Barrio Poet

Edward Vidaurre sings it like it is

“From the Dirt a Flower Must Grow” (2015), mural by anonymous street artist HiJack on the wall of the Snake Pit Alehouse, Melrose Avenue, Los Angeles, CA, 2015. Photo: Thomas Hawk

 

POET’S NOTE

Sometimes the barrio claims us, holds us by our feet like roots in its field of chalk outlines closed off by the screaming yellow tape being pulled from its soul.

I grew up in a barrio with stories that were made automatically with each breath. I grew up thinking that any day could be my last. We used to kid around, saying, “I think I will make it to at least 17 years old.” I never imagined my barrio life would amount to me actually writing about it. We were taught to not say anything about our lives, especially to strangers. 

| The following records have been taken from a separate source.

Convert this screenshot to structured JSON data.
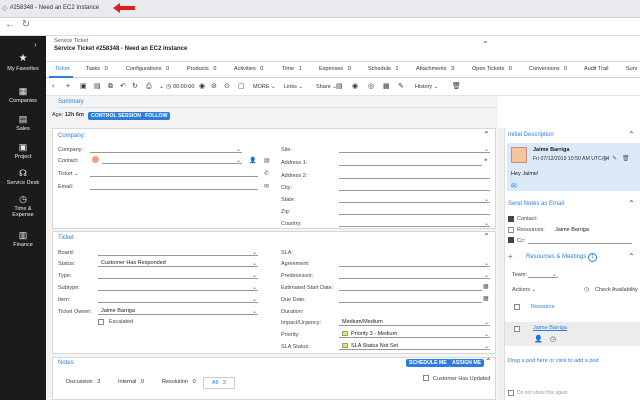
{
  "browser": {
    "tab_title": "#258348 - Need an EC2 Instance"
  },
  "sidebar": {
    "items": [
      {
        "label": "My Favorites",
        "icon": "star-icon"
      },
      {
        "label": "Companies",
        "icon": "building-icon"
      },
      {
        "label": "Sales",
        "icon": "briefcase-icon"
      },
      {
        "label": "Project",
        "icon": "clipboard-icon"
      },
      {
        "label": "Service Desk",
        "icon": "headset-icon"
      },
      {
        "label": "Time & Expense",
        "icon": "clock-icon"
      },
      {
        "label": "Finance",
        "icon": "finance-icon"
      }
    ]
  },
  "header": {
    "breadcrumb": "Service Ticket",
    "title": "Service Ticket #258348 - Need an EC2 Instance"
  },
  "tabs": [
    {
      "label": "Ticket",
      "count": ""
    },
    {
      "label": "Tasks",
      "count": "0"
    },
    {
      "label": "Configurations",
      "count": "0"
    },
    {
      "label": "Products",
      "count": "0"
    },
    {
      "label": "Activities",
      "count": "0"
    },
    {
      "label": "Time",
      "count": "1"
    },
    {
      "label": "Expenses",
      "count": "0"
    },
    {
      "label": "Schedule",
      "count": "1"
    },
    {
      "label": "Attachments",
      "count": "3"
    },
    {
      "label": "Open Tickets",
      "count": "0"
    },
    {
      "label": "Conversions",
      "count": "0"
    },
    {
      "label": "Audit Trail",
      "count": ""
    },
    {
      "label": "Surv",
      "count": ""
    }
  ],
  "toolbar": {
    "timer": "00:00:00",
    "more": "MORE",
    "links": "Links",
    "share": "Share",
    "history": "History"
  },
  "summary": {
    "title": "Summary",
    "age_label": "Age:",
    "age_value": "12h 6m",
    "control_session": "CONTROL SESSION",
    "follow": "FOLLOW"
  },
  "company": {
    "title": "Company:",
    "company_label": "Company:",
    "contact_label": "Contact:",
    "ticket_label": "Ticket",
    "email_label": "Email:",
    "site_label": "Site:",
    "address1_label": "Address 1:",
    "address2_label": "Address 2:",
    "city_label": "City:",
    "state_label": "State:",
    "zip_label": "Zip:",
    "country_label": "Country:"
  },
  "ticket": {
    "title": "Ticket",
    "board_label": "Board:",
    "status_label": "Status:",
    "status_value": "Customer Has Responded",
    "type_label": "Type:",
    "subtype_label": "Subtype:",
    "item_label": "Item:",
    "owner_label": "Ticket Owner:",
    "owner_value": "Jaime Barriga",
    "escalated_label": "Escalated",
    "sla_label": "SLA:",
    "agreement_label": "Agreement:",
    "predecessor_label": "Predecessor:",
    "est_start_label": "Estimated Start Date:",
    "due_label": "Due Date:",
    "duration_label": "Duration:",
    "impact_label": "Impact/Urgency:",
    "impact_value": "Medium/Medium",
    "priority_label": "Priority:",
    "priority_value": "Priority 3 - Medium",
    "sla_status_label": "SLA Status:",
    "sla_status_value": "SLA Status Not Set"
  },
  "notes": {
    "title": "Notes",
    "schedule_me": "SCHEDULE ME",
    "assign_me": "ASSIGN ME",
    "customer_updated": "Customer Has Updated",
    "tabs": [
      {
        "label": "Discussion",
        "count": "3"
      },
      {
        "label": "Internal",
        "count": "0"
      },
      {
        "label": "Resolution",
        "count": "0"
      },
      {
        "label": "All",
        "count": "3"
      }
    ]
  },
  "initial_description": {
    "title": "Initial Description",
    "author": "Jaime Barriga",
    "date": "Fri 07/12/2019 10:50 AM UTC-04",
    "body": "Hey Jaime!"
  },
  "send_notes": {
    "title": "Send Notes as Email",
    "contact": "Contact:",
    "resources": "Resources:",
    "resources_value": "Jaime Barriga",
    "cc": "Cc:"
  },
  "resources": {
    "title": "Resources & Meetings",
    "count": "1",
    "team_label": "Team:",
    "actions": "Actions",
    "check_availability": "Check Availability",
    "resource_header": "Resource",
    "resource_name": "Jaime Barriga",
    "drag_hint": "Drag a pod here or click to add a pod",
    "do_not_show": "Do not show this again"
  },
  "colors": {
    "accent": "#2b7de1",
    "sidebar": "#1b1b1b",
    "note_bg": "#dbe9f9"
  }
}
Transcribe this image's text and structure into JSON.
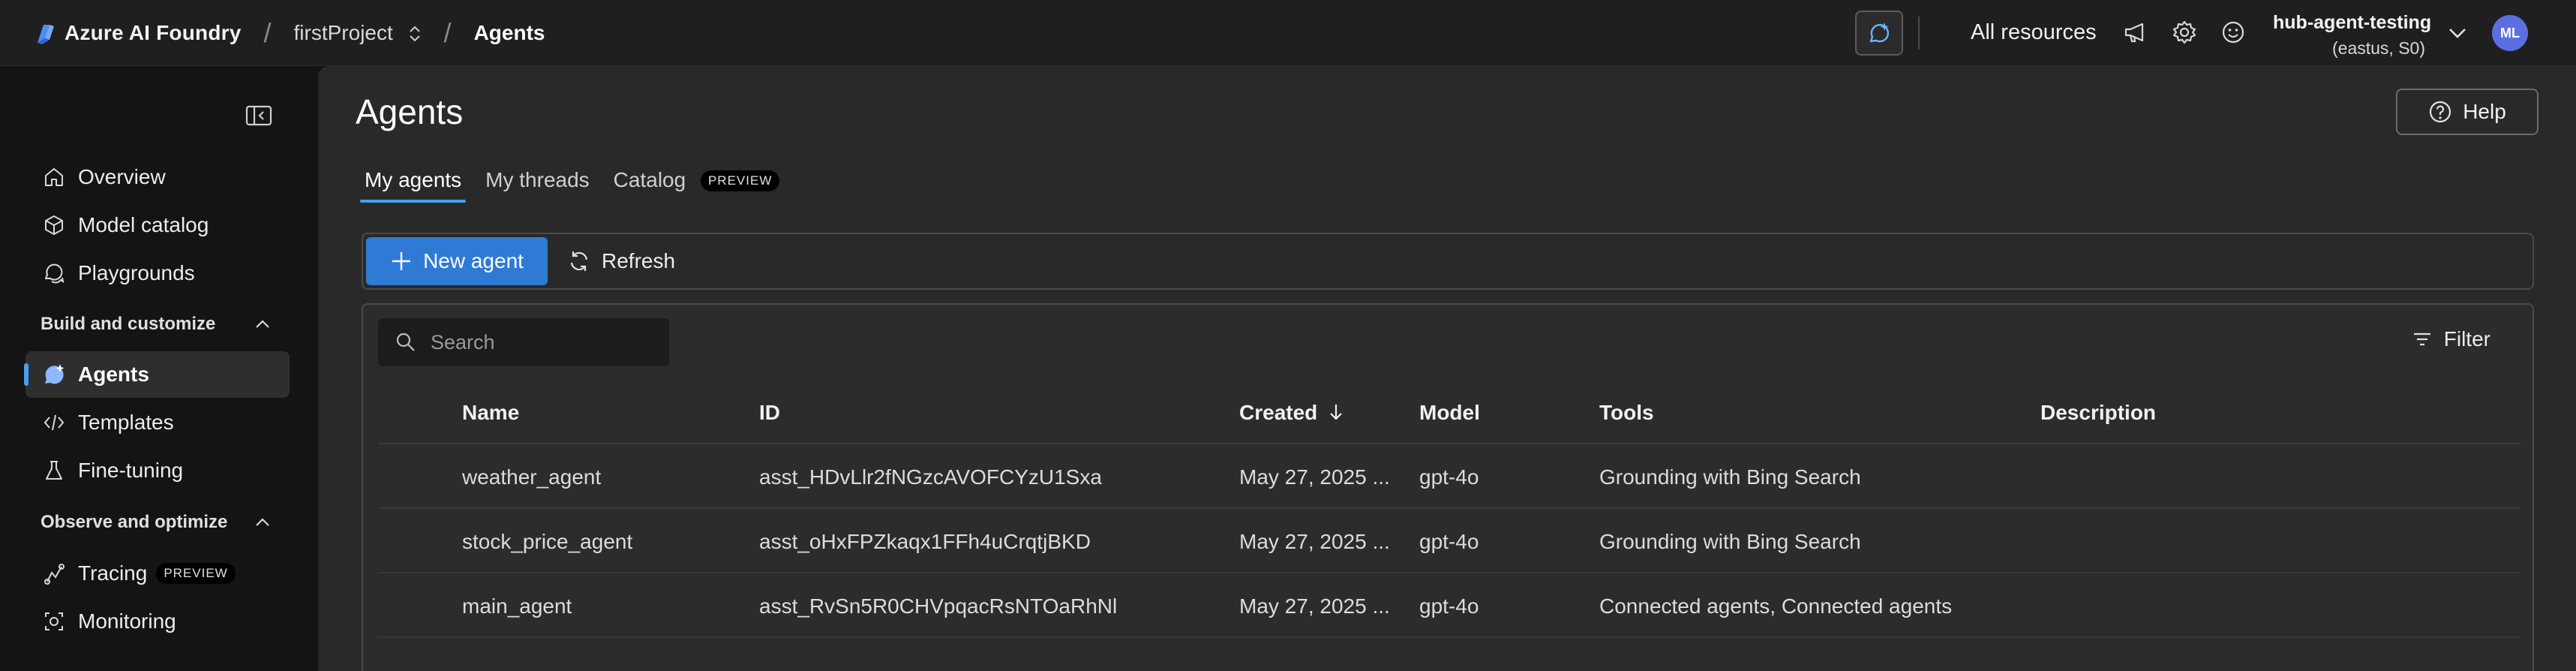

The silence and search for answers are the reasons I write now. I search for the connection between the answers and literature every day. I invent conversations with my father (whom I never knew), with my own life and actions, believing there’s something there that brings me closer to him. Same goes with me writing about God, nature, and love. There’s pain and revelation in this search that, in the end, I hope brings hope, inspiration, and healing to others. 

I was told to stop writing about the barrio by a well-respected poet. She said, “You’ve grown beyond it.” But I took my barrio on a road trip, and everywhere I go, there it is. It is what conjures memories and survival; that barrio boy from East Los Angeles is a tattoo, a life sentence, an ancestral guide.

Edward Vidaurre, October 2023
2018-2019 City of McAllen, Texas Poet Laureate
Publisher and Editor-in-Chief, FlowerSong Press

 

Arrival

By throat is how we arrived
A cradle in voice
A passion & command

By hands is how we arrived
A touch
Skin rising, cringing,
Churning of a bullet

By force is how we arrived
Scrapes & bruises
blood dripping & empty

By train is how we arrived
With prayer in our veins
With thirst & bloody lips
Trembling

By knife is how we arrived
A rip & tear
A cut & puncture
A sliced womb

By love is how we arrived
A fragrance & warmth
An acceptance, by chance

By death is how we arrived
A scalpel & trash bin
A plastic blanket lullaby
A rope

By miracle is how we arrived
A quiet river
A safe crossing
A push

“Arrival” by Edward Vidaurre, read as part of the 2022 Poetry Curator Series, Zócalo Public Square, Arizona State University, 16 September 2022.

 
 
 

"Made in LA" mural on the wall of the Cisco Home furniture store (closed 2019)—painted over by HiJack to read “Immigrants Made LA,” Melrose Avenue, Los Angeles, CA, 2020. Photo: M Accelerator 

 

Father

you died entirely
without me, taking with you
the colors of your small town, its music
and dusty roads. Your hand swept the streets
from the tracks where you walked - and the sounds
of the deep shadowy night. I've grieved in front of
a mirror that reflects not, that only bounces off the echo
of my grieving heart. You picked your destiny, I
picked to wait for a sign from the prideful sun.
I stare, destroyed
—alone wearing your lips.

 

My Moustache Is Growing Into My Mouth

my moustache is growing into my mouth

like the crab grass is growing into the earth
like the tarantula diggin' into my grave
like a gun street girl smuggled in a brand new pair of alligator shoes
like a gallop poll saying seventy-seven percent of Americans say religion is losing its influence on American life,
like written words on a paper having a voice and that voice sounding like Dylan's harmonica

If a book fell off the shelf in a library when no one is around-will it make a sound?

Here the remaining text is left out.